If we all banded together and became activists in the way other movements have (gay pride, for example), maybe it would be as socially unacceptable to ignore our dead children as it is to refer to a person as a faggot (my stomach turns as I type that word) or use the n-word in reference to colour. Though the difference between the issues is distinct, it is the activism that inspires me. I just can't do it on my own. I cannot face a table full of laughing, joking people in the work cafeteria and stop them when a hurtful comment is made. I am not strong enough. I wish I were.

What I need is one of my friends - you people - on either shoulder, like avenging angels, with fire in your eyes, giving me the strength to leave a swath of education in my wake.

My temps are all over the place this cycle. I have had 2 days below the coverline, and I think that I am only on 6-8DPO. Implantation? Or have I miscalculated date of ovulation and should I expect my period? Or maybe this one is annovulatory? I am tired of this "trying" business. Would be nice to succeed eventually...


kate said...

((((hugs)))) to you for going to church on Easter Sunday. You are strong -- i myself did not go again, until i had my sub baby to show off. And yes, it is nothing but a total showing off, when you dress your baby in a special Easter dress and parade her at church.

You asked about Nicolas' tree -- it is a weeping pussy willow. I think they are pretty strong, seeing as his is still alive and we put it through much more than any reasonable tree should be put through. I also think some varieties of weeping cherry are fairly strong. The real problem with most weeping things is that they are grafted, so if the top freezes you are sunk. Weeping willow is a North American native, though, so that might be an option for you. Overall I don't know anything about gardening so high north where you are -- Zone 2-4, that is pretty cold! You might check out Kathy Purdy's 'cold climate gardening' blog. Most of MI is zone 5, but actually where we are is zone 6, due to lake effects or something. I have always gardened in zone 6 or 7...much easier than zone 2-4!!!

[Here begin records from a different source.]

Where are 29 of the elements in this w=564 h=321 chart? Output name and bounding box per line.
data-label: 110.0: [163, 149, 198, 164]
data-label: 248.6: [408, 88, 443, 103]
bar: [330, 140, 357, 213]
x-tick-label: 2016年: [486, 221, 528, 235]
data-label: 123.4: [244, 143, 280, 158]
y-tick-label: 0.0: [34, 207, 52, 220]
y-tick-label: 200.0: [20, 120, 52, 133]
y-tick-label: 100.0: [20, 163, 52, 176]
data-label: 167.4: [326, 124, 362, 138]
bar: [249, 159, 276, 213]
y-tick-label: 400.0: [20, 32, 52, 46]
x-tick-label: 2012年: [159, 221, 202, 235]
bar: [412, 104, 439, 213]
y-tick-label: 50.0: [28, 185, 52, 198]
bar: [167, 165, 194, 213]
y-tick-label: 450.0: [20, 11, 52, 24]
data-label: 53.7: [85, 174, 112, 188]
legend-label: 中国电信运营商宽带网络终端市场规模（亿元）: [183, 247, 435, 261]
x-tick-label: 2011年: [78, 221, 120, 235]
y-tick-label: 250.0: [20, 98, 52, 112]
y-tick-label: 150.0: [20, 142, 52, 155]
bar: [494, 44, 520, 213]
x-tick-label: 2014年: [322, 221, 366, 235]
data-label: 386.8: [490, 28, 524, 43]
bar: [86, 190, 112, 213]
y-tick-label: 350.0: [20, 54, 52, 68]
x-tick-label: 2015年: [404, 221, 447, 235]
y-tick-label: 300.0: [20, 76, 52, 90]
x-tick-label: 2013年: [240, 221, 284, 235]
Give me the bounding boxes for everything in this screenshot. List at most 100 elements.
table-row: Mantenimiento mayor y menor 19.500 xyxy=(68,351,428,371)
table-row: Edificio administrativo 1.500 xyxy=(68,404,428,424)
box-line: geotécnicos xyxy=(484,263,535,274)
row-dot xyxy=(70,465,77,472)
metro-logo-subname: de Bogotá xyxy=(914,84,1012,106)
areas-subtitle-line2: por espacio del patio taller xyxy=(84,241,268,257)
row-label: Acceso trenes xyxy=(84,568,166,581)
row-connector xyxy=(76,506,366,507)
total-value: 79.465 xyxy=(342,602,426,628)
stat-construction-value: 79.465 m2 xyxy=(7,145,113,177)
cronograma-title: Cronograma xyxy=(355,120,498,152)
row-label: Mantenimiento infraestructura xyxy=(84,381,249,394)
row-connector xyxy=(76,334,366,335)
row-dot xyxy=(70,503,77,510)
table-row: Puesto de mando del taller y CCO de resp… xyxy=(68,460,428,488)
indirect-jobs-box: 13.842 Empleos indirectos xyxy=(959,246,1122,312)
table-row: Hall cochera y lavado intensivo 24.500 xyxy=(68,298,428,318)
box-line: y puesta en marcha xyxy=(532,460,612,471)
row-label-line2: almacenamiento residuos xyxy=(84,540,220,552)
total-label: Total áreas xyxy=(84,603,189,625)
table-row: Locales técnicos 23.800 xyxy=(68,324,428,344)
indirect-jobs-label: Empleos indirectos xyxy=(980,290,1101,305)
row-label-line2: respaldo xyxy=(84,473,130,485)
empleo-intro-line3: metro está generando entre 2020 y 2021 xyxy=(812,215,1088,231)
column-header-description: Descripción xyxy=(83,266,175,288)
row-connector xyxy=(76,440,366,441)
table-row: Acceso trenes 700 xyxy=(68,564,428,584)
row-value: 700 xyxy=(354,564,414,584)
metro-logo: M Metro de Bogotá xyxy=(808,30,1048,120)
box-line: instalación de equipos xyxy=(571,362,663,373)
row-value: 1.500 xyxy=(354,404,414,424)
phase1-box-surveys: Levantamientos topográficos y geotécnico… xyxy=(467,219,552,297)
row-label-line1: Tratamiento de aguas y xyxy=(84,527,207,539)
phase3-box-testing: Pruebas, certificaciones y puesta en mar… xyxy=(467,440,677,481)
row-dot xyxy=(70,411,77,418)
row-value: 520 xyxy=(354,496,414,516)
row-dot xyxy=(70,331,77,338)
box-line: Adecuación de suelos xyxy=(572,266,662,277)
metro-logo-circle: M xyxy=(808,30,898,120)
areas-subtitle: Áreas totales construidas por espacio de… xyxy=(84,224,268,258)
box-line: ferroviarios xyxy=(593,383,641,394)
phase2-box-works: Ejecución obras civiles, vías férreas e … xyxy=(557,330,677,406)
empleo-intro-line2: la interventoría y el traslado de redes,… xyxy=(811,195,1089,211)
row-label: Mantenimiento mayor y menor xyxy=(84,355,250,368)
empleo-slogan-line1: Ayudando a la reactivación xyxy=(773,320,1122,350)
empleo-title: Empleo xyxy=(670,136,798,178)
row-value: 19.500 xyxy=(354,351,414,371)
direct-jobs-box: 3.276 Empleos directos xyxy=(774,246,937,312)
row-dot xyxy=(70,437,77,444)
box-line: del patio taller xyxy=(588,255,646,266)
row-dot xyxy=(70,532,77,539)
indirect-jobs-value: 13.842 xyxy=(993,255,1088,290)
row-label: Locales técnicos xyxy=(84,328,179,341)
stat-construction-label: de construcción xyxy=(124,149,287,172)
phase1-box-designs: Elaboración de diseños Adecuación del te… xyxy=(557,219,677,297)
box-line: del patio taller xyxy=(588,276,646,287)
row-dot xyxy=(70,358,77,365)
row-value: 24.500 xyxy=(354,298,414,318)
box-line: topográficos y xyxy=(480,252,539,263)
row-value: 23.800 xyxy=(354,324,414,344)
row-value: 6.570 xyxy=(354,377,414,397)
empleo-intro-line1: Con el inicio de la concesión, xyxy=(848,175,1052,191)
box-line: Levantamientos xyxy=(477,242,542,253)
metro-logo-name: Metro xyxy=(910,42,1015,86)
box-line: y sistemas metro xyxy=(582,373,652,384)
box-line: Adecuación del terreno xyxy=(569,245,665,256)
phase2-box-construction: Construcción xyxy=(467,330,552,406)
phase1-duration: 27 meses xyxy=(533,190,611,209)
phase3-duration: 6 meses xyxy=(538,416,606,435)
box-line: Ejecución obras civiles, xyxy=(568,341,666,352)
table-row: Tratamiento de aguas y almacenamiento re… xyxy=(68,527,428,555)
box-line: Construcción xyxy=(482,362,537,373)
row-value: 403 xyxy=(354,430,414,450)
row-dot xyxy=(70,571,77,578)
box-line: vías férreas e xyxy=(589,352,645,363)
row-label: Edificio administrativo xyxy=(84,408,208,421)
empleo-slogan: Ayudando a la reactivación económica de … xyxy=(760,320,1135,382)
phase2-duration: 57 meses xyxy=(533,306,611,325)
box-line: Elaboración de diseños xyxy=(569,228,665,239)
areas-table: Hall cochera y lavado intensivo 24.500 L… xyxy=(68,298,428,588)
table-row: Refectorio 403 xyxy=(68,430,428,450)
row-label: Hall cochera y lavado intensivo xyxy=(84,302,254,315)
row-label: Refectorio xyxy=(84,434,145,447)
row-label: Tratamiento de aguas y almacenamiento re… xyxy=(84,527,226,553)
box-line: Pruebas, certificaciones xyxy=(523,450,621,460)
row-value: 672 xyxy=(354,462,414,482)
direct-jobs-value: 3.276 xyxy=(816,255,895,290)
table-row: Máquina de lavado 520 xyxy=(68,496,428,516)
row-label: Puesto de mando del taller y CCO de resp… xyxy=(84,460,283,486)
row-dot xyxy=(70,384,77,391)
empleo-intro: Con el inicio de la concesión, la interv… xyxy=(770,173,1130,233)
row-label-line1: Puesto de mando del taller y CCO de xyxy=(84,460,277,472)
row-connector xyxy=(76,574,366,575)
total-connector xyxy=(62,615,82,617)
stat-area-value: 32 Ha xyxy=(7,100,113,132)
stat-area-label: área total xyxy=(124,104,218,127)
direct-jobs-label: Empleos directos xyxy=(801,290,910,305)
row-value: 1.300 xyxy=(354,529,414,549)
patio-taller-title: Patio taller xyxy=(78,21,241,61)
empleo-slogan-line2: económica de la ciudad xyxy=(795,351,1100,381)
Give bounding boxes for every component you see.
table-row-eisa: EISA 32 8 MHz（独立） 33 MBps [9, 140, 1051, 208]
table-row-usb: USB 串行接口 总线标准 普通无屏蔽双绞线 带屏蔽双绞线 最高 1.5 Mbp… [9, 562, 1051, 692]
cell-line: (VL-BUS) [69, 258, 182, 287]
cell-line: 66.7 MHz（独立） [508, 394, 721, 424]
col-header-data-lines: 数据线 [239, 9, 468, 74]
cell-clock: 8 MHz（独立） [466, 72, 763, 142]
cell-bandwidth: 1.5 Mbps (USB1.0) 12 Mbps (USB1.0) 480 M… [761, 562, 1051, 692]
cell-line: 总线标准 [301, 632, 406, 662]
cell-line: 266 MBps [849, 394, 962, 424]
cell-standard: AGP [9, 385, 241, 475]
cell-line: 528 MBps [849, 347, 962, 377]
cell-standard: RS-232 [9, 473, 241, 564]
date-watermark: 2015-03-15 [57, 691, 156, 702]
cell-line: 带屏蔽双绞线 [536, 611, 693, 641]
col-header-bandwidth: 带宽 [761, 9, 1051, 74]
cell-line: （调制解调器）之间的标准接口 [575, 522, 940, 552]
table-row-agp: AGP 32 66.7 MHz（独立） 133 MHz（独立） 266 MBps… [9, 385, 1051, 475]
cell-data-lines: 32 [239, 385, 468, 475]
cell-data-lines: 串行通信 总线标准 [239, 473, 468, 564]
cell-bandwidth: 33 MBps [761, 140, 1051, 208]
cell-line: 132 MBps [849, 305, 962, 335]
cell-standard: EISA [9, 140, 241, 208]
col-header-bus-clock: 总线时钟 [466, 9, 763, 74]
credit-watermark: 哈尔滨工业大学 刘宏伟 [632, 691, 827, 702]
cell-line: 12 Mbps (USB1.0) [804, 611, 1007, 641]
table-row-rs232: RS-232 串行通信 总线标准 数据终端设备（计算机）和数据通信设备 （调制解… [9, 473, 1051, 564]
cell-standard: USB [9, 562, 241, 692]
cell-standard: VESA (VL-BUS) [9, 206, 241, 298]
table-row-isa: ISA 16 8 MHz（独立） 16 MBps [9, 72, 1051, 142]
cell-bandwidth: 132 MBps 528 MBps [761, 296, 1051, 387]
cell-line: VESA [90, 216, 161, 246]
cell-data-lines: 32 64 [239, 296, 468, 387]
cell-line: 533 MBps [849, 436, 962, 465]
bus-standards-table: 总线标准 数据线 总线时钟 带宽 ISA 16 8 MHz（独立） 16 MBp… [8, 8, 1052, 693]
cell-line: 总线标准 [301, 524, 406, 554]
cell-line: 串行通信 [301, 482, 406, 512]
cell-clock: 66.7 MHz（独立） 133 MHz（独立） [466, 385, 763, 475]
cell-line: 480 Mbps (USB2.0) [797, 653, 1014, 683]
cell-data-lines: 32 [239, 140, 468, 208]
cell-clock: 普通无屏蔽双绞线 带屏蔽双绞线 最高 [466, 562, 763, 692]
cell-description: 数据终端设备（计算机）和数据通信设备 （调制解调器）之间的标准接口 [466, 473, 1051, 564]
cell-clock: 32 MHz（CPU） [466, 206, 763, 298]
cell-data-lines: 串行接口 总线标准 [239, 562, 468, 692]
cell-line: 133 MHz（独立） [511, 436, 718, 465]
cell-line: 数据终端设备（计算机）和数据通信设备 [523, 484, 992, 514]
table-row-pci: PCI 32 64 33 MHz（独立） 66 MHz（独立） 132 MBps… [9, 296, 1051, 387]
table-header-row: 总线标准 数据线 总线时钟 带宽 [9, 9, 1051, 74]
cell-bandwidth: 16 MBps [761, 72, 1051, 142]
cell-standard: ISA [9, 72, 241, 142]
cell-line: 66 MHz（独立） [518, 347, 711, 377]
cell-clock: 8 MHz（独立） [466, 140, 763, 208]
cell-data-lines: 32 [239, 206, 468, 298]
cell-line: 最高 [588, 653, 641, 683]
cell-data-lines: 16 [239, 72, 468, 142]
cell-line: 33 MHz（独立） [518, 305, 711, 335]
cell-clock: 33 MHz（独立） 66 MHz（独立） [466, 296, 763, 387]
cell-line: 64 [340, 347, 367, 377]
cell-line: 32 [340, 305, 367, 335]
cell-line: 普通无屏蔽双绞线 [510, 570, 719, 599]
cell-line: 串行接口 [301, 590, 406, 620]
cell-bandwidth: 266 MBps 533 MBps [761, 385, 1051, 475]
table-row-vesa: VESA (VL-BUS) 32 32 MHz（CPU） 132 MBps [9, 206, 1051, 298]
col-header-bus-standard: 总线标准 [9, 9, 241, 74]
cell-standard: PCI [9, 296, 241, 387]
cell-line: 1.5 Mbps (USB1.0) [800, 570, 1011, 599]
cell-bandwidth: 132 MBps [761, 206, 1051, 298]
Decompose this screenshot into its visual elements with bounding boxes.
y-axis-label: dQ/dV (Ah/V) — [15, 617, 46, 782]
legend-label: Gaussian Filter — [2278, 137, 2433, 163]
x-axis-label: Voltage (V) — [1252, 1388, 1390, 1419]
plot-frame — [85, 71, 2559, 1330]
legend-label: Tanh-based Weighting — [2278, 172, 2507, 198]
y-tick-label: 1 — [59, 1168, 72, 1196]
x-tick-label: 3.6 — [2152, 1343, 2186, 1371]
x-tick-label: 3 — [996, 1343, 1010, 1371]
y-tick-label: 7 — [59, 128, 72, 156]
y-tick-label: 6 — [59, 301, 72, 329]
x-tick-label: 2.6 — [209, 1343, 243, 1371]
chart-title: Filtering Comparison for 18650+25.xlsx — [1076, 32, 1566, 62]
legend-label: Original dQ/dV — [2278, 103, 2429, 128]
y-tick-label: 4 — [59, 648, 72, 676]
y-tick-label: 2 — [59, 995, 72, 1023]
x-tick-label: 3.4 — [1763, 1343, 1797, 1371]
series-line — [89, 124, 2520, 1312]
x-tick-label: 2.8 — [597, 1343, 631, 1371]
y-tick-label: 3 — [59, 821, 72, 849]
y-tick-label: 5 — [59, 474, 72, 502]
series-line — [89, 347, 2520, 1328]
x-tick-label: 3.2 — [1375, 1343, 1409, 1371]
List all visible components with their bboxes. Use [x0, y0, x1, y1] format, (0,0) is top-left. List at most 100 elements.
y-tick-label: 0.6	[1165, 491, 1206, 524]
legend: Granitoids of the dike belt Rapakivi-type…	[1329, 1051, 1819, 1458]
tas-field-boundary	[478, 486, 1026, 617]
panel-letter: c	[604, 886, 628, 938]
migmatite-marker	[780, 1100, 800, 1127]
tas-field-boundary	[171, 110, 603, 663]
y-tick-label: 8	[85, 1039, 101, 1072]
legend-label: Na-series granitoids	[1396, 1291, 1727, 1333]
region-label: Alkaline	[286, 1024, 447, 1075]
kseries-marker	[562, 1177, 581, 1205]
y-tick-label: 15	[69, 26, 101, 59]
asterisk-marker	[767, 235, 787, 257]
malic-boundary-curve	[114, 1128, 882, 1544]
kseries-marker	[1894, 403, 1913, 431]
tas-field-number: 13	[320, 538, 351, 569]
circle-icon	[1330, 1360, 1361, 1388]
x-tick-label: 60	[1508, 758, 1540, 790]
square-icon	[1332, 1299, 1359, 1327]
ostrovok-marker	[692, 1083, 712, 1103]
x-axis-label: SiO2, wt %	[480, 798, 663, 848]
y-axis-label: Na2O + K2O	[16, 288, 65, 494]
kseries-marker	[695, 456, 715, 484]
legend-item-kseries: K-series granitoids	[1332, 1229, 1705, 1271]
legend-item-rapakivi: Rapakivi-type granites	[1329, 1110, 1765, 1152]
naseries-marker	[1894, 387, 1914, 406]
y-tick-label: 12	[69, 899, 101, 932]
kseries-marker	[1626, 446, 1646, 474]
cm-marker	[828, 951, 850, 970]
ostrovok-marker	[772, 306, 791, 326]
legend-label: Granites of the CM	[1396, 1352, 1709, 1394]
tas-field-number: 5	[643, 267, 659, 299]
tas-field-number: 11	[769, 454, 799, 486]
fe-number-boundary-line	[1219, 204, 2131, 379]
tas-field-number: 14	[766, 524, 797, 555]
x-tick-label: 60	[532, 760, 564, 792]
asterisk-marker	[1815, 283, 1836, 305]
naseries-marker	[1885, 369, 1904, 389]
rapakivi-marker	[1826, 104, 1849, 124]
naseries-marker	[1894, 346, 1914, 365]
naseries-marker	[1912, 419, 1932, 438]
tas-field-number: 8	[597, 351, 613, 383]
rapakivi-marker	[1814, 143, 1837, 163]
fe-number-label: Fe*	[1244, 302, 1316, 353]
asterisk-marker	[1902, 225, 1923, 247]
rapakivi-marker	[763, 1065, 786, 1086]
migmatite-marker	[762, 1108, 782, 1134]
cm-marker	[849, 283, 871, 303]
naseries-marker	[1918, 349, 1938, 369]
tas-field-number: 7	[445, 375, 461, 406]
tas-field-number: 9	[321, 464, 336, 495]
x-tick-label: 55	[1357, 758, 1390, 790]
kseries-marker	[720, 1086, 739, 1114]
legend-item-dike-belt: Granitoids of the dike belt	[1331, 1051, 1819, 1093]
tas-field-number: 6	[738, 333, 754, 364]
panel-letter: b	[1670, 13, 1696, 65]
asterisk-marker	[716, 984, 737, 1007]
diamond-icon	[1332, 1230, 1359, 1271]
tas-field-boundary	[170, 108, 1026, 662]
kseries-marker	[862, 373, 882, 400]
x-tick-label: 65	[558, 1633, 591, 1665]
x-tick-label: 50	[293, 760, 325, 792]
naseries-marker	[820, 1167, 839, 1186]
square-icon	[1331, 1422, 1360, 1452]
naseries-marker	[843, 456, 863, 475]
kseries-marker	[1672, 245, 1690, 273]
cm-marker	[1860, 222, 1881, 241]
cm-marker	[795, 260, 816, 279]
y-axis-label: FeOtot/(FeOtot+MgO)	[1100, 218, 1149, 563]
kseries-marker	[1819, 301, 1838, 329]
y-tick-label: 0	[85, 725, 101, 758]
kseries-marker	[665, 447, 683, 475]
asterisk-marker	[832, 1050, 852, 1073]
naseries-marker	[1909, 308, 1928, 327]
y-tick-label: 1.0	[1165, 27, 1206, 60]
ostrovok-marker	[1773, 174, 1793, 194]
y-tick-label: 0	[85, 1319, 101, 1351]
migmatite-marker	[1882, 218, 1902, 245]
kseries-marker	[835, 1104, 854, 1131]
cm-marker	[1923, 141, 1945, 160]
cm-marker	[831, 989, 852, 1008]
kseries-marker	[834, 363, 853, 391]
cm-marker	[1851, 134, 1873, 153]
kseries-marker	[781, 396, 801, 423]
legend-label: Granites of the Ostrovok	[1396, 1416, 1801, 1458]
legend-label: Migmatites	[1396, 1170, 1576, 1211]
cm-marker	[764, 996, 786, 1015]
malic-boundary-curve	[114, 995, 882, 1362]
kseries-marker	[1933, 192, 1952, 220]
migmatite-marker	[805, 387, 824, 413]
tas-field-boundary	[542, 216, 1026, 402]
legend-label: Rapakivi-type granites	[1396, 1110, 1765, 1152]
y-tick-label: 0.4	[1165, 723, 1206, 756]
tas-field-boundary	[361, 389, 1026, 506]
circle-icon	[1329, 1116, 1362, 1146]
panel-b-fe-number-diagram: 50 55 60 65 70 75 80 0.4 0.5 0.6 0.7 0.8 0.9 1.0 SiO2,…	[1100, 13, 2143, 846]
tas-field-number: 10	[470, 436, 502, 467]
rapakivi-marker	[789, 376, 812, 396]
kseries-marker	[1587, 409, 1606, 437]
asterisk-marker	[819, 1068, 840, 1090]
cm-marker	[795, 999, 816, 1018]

Re awareness -- yes, i agree. It is very hard to spread awareness though. Though i want to spread awareness (i wear my t-shirt, i try to talk about it!), i will say that i, personally, don't want to be identified as 'that crazy dead baby lady'. And more often than not, it is extremely hard to incorporate Nicolas into any conversation, or to explain to someone why something is a hurtful (or borderline hurtful) comment without going too far. You do not, after all, want people to feel like they should be walking on eggshells around you, or that you will cry at any minute. On the other hand, if you do mention in a casual way that your son was stillborn, people will treat it casually (this has happened to me often) which is also just mind-boggling. So i do not know. I wish there was a good way...but we do the best we can, right?

delphi said...

"that crazy dead baby lady"

That got a laugh from the rabblerouser in the back...I completely agree with your comments.

Thanks for the weeping info. I know weeping caraganas do well here, but they just aren't pretty. I thought it looked like a pussywillow - SO pretty. And perfect for a kid - they always love pussywillows. I will be consulting my local nursery to see if there is a hardy variety, Zone 2ish.

I am now going to send you an email with the pics of my garden.

msfitzita said...

I wish we could all band together and fight the ignorance and fear that surrounds us so that we could talk about our children - and hear other people speak their names too.

I wish it wasn't so hard to teach people how to handle this kind of loss. Mostly I wish we didn't have to teach them at all.


Laura said...

Thanks another beautiful post, Delphi.